Making progress viable

This crisis is unfolding in a State that receives some of the highest rainfall in the country. Scarcity here is not inevitable; it is the result of choices. It is worth recalling that late Manohar Parrikar recognised this challenge as Goa’s CM and encouraged open, informal dialogues on how Goa could better capture, store, and use its monsoon bounty. Those after him have yet to translate his vision into sustained action.

This is the reality of our governance today. There has been little investment in harvesting and storing monsoon water at scale. Traditional systems, village lakes, wetlands, and catchments have been neglected. Instead, development continues to expand into and around water bodies, weakening the very systems that sustain the State. Villages contend with unreliable supply even as high-consumption projects, private pools, landscaped estates, and large-scale infrastructure continue to receive approvals without transparent assessment of long-term impacts.

This raises a fundamental question, one that was asked by Aldona MLA Carlos Ferreira in the recent Legislative Assembly: how are approvals being granted without assessing carrying capacity?

Development is moving ahead without strengthening systems that sustain it.

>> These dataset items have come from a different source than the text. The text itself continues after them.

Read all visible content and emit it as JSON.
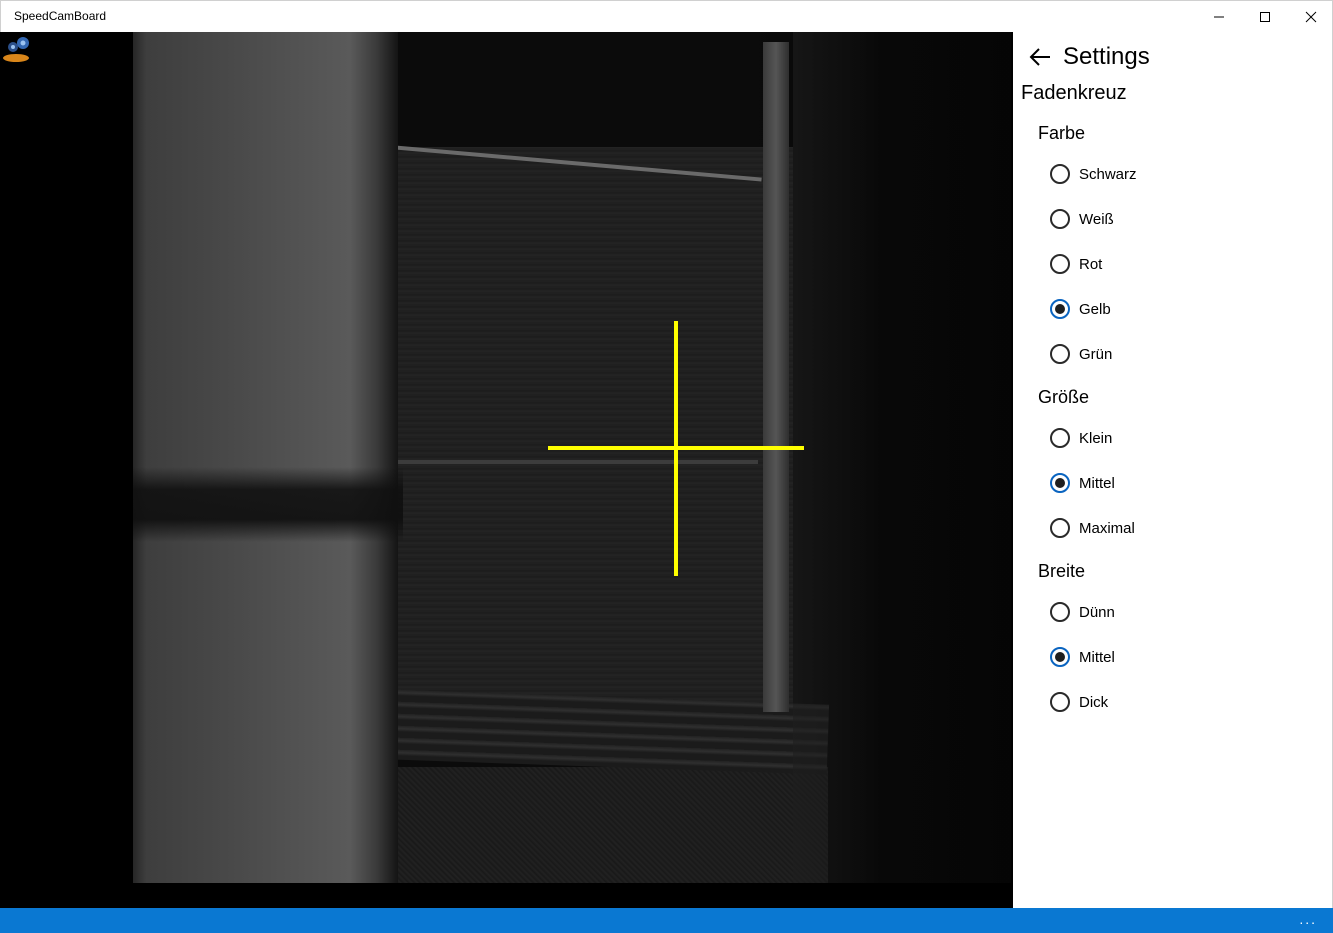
{
  "window": {
    "title": "SpeedCamBoard"
  },
  "colors": {
    "accent": "#0a78d2",
    "crosshair": "#ffff00"
  },
  "settings": {
    "title": "Settings",
    "section": "Fadenkreuz",
    "groups": [
      {
        "title": "Farbe",
        "options": [
          {
            "label": "Schwarz",
            "checked": false
          },
          {
            "label": "Weiß",
            "checked": false
          },
          {
            "label": "Rot",
            "checked": false
          },
          {
            "label": "Gelb",
            "checked": true
          },
          {
            "label": "Grün",
            "checked": false
          }
        ]
      },
      {
        "title": "Größe",
        "options": [
          {
            "label": "Klein",
            "checked": false
          },
          {
            "label": "Mittel",
            "checked": true
          },
          {
            "label": "Maximal",
            "checked": false
          }
        ]
      },
      {
        "title": "Breite",
        "options": [
          {
            "label": "Dünn",
            "checked": false
          },
          {
            "label": "Mittel",
            "checked": true
          },
          {
            "label": "Dick",
            "checked": false
          }
        ]
      }
    ]
  },
  "statusbar": {
    "more_label": "..."
  }
}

Water connects all of these concerns, scarcity, contamination, health, and livelihoods, and reveals the cost of decisions made without regard for limits.

The challenge is not to halt progress, but to make it viable. Development that ignores water availability, allows contamination to persist, and neglects long-term resilience ultimately undermines itself. We are not facing a distant problem. We are living through the early stages of it. If this trajectory continues, water bankruptcy will not remain a warning. It will become Goa’s reality.